Die digitalen Produktionen bleiben jedoch auch scheinbar dem Kombinatorischen, Aleatorischen und Iterativen eines technischen Gestaltungsprozesses verhaftet. Kann daraus noch eine Kunst resultieren, die die Wirklichkeit repräsentiert oder sie nunmehr vielmehr generiert, hyper-simuliert? Auf welche biologischen Organismen referieren die aus dieser Ko-Kreativität mit den diversen Netzwerken hervorgegangenen digitalen Bilder? Und welche Art von neuen Körpervorstellungen werden in der KI-Kunst letztlich intendiert? Im Folgenden wage ich eine erste Definition und beschreibe die algorithmisierte Ästhetik dieser neuartigen, von KI mitgeschaffenen digitalen Körperbilder als virtuell, variabel und viabel. Sie beschwört fluide wie flexible Identitäten herauf, die sowohl Transspezien sind als auch den Supersapiens hervorsehen.

Ein kurzer Rückblick: Seit den 90er-Jahren verstehen wir die biologische DNA zunehmend auch als einen Art biochemischen Code, der einem Programm aus Algorithmen vergleichbar ist und den biologischen Körper mit neuen Techniken wie dem Genome Editing oder CRISPR-Cas9 zu einem frei modellierbaren Organismus werden lässt. Blockbuster-Filme wie Jurassic Park und Matrix setzten diese kodierte Verfasstheit von biologischem Organismus und Digitalbild in eine damals spektakuläre Analogie. Pflanzen, Blumen, Körper und Mischwesen dienen deshalb bis heute vielen KI-KünstlerInnen (siehe etwa Hito Steyerls “Power Plants” 2019) als prominentes Motiv und subtile Referenz für ihre algorithmisierten Werke.

 

Dynamische hybride Netzwerke generieren und kreieren neue Körperbilder

Den Homo sapiens als ein autonomes, singulär zur Kreativität und Intelligenz befähigtes Individuum zu sehen, wird gegenwärtig durch trans- und posthumanistische Konzepte erodiert, die vielmehr auf dessen generelle Vernetzheit – ökologisch, kulturell und technologisch – verweisen.
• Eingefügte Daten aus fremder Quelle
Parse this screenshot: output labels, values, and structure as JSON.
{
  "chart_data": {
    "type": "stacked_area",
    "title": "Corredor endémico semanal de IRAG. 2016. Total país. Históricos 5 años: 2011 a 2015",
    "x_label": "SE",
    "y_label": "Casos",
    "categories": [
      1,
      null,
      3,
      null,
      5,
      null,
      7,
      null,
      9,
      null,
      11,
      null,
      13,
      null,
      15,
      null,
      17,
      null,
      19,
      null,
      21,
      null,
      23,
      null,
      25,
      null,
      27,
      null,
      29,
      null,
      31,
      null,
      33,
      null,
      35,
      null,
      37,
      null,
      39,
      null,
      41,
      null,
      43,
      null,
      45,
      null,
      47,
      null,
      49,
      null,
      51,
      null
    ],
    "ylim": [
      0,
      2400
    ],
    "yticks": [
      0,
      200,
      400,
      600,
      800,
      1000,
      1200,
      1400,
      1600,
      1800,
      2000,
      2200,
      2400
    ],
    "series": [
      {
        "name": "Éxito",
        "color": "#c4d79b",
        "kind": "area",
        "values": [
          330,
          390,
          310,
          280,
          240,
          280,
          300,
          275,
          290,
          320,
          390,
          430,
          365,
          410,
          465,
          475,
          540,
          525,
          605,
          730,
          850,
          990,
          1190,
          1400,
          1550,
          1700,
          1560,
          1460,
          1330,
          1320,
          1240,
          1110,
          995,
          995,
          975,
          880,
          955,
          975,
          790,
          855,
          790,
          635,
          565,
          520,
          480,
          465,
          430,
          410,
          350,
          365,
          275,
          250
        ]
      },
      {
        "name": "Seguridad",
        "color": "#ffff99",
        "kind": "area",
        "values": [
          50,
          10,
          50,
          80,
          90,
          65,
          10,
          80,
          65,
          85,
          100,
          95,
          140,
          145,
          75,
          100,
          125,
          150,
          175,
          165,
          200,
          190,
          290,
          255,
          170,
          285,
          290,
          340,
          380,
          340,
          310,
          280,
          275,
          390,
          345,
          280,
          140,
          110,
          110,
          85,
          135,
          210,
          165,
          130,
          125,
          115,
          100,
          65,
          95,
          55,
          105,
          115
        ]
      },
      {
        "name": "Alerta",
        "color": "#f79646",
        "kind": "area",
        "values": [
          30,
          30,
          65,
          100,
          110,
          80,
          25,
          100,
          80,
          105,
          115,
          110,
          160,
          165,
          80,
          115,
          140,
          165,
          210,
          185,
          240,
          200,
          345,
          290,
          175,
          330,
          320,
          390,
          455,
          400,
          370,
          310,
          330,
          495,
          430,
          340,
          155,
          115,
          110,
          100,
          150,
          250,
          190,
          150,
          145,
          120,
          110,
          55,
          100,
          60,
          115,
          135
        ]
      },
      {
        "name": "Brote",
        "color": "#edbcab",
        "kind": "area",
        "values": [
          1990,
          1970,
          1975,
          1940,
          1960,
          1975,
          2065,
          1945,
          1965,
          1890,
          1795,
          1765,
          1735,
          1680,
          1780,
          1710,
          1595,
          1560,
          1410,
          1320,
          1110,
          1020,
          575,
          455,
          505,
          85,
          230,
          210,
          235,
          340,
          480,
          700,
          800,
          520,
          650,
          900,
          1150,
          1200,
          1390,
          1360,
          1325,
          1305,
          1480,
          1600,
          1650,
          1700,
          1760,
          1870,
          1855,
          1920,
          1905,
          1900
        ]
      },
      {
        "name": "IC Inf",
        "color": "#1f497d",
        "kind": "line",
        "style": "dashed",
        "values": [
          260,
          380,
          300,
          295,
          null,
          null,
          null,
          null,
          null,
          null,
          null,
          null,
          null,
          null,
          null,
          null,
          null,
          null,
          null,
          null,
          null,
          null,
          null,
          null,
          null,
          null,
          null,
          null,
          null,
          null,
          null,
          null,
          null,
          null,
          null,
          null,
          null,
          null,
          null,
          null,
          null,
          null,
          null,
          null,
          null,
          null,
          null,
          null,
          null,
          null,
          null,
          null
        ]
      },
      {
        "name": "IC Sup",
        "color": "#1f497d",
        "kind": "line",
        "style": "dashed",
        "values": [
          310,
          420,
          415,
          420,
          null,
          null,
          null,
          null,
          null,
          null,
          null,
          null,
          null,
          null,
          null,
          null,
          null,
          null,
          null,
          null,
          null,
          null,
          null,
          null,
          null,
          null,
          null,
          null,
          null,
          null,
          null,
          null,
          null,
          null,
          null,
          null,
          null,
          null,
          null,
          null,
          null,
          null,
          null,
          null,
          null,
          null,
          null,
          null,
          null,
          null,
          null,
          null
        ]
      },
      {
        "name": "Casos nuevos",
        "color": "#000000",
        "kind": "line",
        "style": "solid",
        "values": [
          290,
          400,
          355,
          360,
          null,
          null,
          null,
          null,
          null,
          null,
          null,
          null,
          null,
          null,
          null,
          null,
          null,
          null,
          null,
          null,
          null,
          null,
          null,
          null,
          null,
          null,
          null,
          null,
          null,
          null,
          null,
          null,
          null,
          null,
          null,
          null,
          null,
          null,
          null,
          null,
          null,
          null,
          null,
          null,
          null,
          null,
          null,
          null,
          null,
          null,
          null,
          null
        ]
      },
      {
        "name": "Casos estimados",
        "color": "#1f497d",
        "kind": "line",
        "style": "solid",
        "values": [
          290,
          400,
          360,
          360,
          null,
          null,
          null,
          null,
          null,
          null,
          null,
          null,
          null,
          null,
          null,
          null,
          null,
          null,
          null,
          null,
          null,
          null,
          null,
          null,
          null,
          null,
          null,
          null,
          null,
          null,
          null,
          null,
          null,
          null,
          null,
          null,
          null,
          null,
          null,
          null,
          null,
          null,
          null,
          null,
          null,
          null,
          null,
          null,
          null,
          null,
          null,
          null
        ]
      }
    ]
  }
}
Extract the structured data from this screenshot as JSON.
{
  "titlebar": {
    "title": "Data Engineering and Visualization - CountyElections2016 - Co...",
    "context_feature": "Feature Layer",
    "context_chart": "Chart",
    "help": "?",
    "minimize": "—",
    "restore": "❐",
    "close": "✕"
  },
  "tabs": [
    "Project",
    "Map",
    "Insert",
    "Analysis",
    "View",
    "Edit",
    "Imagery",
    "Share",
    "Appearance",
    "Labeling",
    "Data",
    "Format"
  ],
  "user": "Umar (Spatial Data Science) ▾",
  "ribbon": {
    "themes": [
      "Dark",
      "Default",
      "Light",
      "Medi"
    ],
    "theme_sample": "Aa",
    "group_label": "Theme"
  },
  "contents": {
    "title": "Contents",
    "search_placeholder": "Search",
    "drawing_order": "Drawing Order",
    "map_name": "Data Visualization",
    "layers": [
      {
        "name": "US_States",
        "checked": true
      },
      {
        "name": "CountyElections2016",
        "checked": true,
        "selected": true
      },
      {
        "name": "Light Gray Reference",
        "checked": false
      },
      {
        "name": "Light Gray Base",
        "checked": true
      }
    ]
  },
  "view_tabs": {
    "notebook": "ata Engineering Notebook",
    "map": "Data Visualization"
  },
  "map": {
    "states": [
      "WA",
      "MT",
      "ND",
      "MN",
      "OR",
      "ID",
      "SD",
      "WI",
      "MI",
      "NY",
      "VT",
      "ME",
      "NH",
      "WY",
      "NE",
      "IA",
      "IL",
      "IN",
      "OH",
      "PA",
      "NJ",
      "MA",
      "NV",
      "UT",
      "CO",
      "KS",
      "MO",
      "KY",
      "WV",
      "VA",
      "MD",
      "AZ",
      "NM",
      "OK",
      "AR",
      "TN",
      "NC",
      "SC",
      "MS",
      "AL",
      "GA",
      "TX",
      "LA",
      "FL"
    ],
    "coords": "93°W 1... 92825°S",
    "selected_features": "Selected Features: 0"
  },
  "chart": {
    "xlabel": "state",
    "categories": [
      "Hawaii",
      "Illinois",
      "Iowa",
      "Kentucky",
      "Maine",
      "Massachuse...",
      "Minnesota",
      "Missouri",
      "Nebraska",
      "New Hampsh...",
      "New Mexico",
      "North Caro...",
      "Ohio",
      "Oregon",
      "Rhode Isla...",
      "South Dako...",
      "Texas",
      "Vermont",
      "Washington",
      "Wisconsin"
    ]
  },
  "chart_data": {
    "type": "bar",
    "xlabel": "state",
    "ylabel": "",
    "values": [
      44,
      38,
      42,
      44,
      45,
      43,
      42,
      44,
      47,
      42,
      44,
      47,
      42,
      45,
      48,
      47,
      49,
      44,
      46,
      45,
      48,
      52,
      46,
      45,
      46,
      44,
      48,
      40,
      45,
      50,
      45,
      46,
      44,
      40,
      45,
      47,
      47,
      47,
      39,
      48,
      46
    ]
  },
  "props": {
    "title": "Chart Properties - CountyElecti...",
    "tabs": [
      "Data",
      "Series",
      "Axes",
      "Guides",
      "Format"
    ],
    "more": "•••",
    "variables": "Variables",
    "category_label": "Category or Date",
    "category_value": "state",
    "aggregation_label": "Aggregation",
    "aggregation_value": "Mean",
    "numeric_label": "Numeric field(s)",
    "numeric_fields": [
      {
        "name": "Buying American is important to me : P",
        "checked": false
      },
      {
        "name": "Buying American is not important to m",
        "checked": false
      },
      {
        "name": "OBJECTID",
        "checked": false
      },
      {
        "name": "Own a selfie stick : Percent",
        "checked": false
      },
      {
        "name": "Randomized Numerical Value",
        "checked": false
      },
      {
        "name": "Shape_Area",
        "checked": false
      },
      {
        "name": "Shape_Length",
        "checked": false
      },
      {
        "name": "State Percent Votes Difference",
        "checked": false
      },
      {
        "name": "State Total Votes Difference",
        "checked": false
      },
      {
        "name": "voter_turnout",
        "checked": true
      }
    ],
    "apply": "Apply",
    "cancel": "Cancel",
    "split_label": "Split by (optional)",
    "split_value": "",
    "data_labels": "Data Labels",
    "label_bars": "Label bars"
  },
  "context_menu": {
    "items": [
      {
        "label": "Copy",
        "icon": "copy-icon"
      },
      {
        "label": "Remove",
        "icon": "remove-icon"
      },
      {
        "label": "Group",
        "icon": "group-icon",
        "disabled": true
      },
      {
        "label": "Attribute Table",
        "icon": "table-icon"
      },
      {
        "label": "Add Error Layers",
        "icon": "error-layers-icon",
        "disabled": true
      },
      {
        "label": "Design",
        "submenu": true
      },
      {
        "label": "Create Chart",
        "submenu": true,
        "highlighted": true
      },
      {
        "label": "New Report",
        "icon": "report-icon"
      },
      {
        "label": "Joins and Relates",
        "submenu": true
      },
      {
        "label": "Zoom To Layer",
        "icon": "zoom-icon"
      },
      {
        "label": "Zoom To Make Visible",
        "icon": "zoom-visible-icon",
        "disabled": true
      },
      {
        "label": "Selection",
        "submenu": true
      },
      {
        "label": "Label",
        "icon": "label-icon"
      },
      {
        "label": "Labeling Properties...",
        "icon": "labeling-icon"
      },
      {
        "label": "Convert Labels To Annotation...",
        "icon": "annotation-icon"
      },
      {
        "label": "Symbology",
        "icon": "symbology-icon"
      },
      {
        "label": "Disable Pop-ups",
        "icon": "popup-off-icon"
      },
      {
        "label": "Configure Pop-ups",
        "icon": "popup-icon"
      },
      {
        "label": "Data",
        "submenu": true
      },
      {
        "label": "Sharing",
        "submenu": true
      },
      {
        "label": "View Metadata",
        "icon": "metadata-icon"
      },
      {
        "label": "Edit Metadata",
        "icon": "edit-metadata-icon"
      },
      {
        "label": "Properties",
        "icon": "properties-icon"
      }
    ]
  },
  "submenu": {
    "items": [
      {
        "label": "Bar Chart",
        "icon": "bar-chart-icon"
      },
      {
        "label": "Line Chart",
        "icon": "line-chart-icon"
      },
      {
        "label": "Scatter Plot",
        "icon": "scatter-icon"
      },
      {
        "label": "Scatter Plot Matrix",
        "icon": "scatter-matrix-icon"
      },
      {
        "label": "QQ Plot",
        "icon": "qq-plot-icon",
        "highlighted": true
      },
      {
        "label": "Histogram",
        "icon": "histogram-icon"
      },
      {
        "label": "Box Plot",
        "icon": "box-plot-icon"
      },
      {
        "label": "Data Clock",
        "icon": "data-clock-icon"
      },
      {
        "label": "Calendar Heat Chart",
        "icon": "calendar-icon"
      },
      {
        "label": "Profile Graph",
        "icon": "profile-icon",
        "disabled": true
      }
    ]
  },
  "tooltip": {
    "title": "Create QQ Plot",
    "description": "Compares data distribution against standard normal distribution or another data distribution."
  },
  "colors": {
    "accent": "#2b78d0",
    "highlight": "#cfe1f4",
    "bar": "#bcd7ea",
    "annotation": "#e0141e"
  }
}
Die US-amerikanische Künstlerin Lynn Hershman Leeson etwa arbeitet bereits seit Jahrzehnten mit der Idee eines “transgenic Cyborgs” (2000). Denn dynamische hybride Netzwerkstrukturen, die von menschlichen und nicht-menschlichen Akteuren, von biologischen, anorganischen und technologischen Entitäten als kreativ handelnde Agenten gebildet werden, bestimmen zunehmend unser nachmodernes Leben. Während umfassende und hochkomplexe, rein technologische Netzwerke als Epitom der ‘Digitalisierung’ der Gesellschaft wahrgenommen werden, die für viele mit Transformation und Disruption einhergehen, experimentieren EntwicklerInnen wie KünstlerInnen derweil mit weiteren Change-Makern wie beispielsweise dem Quantencomputer oder Biomedien, welche heute ebenfalls einen neuen, nicht mehr rein anthropozentrischen Blickwinkel und neuen Kreativitätsbegriff einfordern. 

Als wahre Gamechanger gelten hierbei die jüngsten Entwicklungssprünge auf dem Gebiet der Künstlichen Intelligenz (KI)v und des Quantum Computing, die neuartige Gestaltungs- und Visualisierungsprozesse in Kunst und Design hervorbringen und gegenwärtig als spektakuläre technisierte Ästhetiken der Kulturen der Digitalität wahrgenommen und erfahren werden. Mit ihnen wird auch eine neue Natur des Menschen imaginiert, die als Evolution des Homo sapiens über den Cyborg zum Supersapiens angesehen wird.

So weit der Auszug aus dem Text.